O enunciado dos versos embora pareça absoluto é, na verdade, relativo. Primeiro, porque entendo a presença da poesia como algo cambiante, que atravessa nossa vida cotidiana. Quando ela comparece entre nós é como se fôssemos arranhados por uma potência em dispersão, que interroga e contesta a ordem fabril que nos é imposta. Segundo, porque nomeamos aquilo que desejamos conhecer e, consequentemente, não mais perder. Porém, a poesia recria através dos nomes formas e sentidos flutuantes. Aquilo que ela nomeia ou captura se dispersa e, por isso, se predispõe a ser reinventado, sucessivamente. No mundo em que vivemos, as formas e os sentidos se dispersam pela força do utilitarismo. As perdas tendem a ser reparadas por simulacros de novidades, razão pela qual somos literalmente abarrotados de sentidos e formas que, apenas na aparência, parecem nunca ter existido.

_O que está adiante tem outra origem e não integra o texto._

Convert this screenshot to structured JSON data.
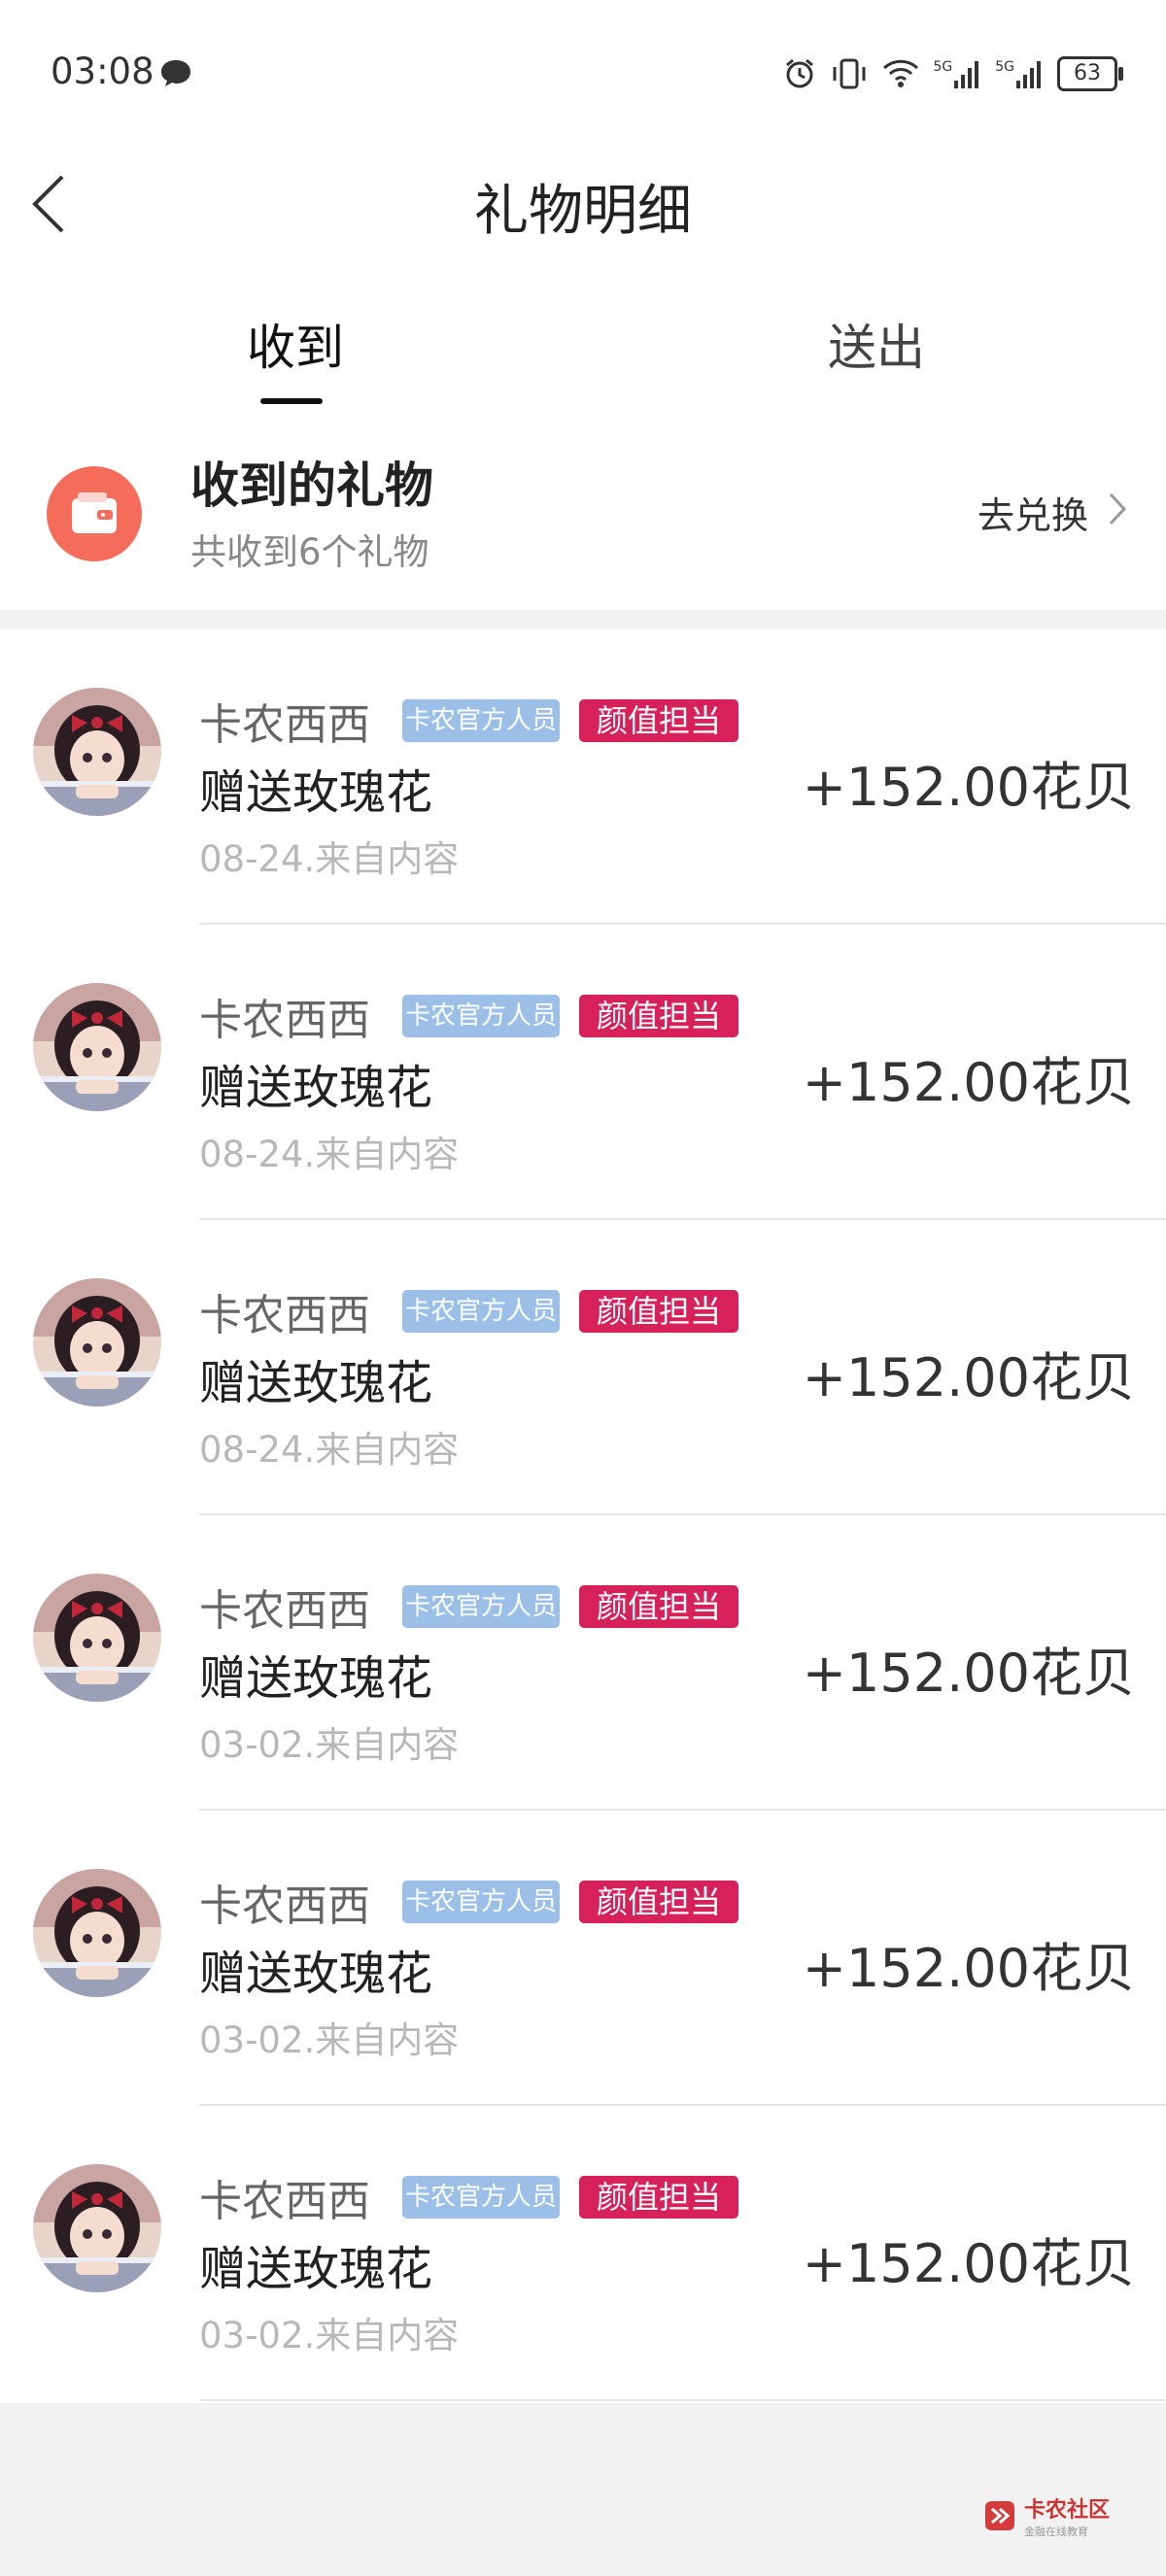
{
  "status_bar": {
    "time": "03:08",
    "network1": "5G",
    "network2": "5G",
    "battery": "63"
  },
  "header": {
    "title": "礼物明细"
  },
  "tabs": [
    {
      "label": "收到"
    },
    {
      "label": "送出"
    }
  ],
  "summary": {
    "title": "收到的礼物",
    "subtitle": "共收到6个礼物",
    "exchange_label": "去兑换"
  },
  "items": [
    {
      "name": "卡农西西",
      "badge_official": "卡农官方人员",
      "badge_looks": "颜值担当",
      "gift": "赠送玫瑰花",
      "meta": "08-24.来自内容",
      "amount": "+152.00花贝"
    },
    {
      "name": "卡农西西",
      "badge_official": "卡农官方人员",
      "badge_looks": "颜值担当",
      "gift": "赠送玫瑰花",
      "meta": "08-24.来自内容",
      "amount": "+152.00花贝"
    },
    {
      "name": "卡农西西",
      "badge_official": "卡农官方人员",
      "badge_looks": "颜值担当",
      "gift": "赠送玫瑰花",
      "meta": "08-24.来自内容",
      "amount": "+152.00花贝"
    },
    {
      "name": "卡农西西",
      "badge_official": "卡农官方人员",
      "badge_looks": "颜值担当",
      "gift": "赠送玫瑰花",
      "meta": "03-02.来自内容",
      "amount": "+152.00花贝"
    },
    {
      "name": "卡农西西",
      "badge_official": "卡农官方人员",
      "badge_looks": "颜值担当",
      "gift": "赠送玫瑰花",
      "meta": "03-02.来自内容",
      "amount": "+152.00花贝"
    },
    {
      "name": "卡农西西",
      "badge_official": "卡农官方人员",
      "badge_looks": "颜值担当",
      "gift": "赠送玫瑰花",
      "meta": "03-02.来自内容",
      "amount": "+152.00花贝"
    }
  ],
  "watermark": {
    "text": "卡农社区",
    "sub": "金融在线教育"
  },
  "colors": {
    "accent_red": "#d6215a",
    "official_blue": "#9cbfe8",
    "wallet": "#f66c5a"
  }
}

A poesia, ao contrário, não promete essa novidade fácil. A reinvenção que decorre de sua potência em dispersão exige que nós nos tornemos sujeitos criativos, capazes de nos desdobrarmos de nós para o outro, até que sejamos nós mesmos uns e outros.

• O que a sua poesia busca aprender e apreender?
Vivencio a poesia como um exercício em liberdade e o que daí decorre, uma certa poesia, tenta apreender o que chamo de potência em dispersão. Para mim essa potência consiste no impulso para apreender a multiplicidade de linguagens e, consequentemente, dos mundos que elas exprimem. Essa potência criadora não representa uma imposição de métodos, mas um estímulo para a pesquisa e a experimentação. Através dela podemos viabilizar o mergulho para o alto e o salto para o subterrâneo, em linhas de movimento que se dispersam. Considero essas metáforas vitais porque são permeadas pela recusa às restrições vindas do próprio ambiente literário, tais como a necessidade de pertencer a essa ou àquela geração ou de sentir-se inserido nesse ou naquele estilo de escrita. Procuro trabalhar criticamente essas metáforas para ir na direção da “poesia-liberdade” prenunciada por Murilo Mendes como insubordinação a todas as formas de cerceamento. As pressões provocadas pelo neoliberalismo e por outras forças neoconservadoras (que sabotam a defesa dos direitos humanos, do meio ambiente e das linguagens sem fins lucrativos como a da poesia) transformam a potência em dispersão, para mim, num ato contínuo de defesa da liberdade de pensamento e de expressão.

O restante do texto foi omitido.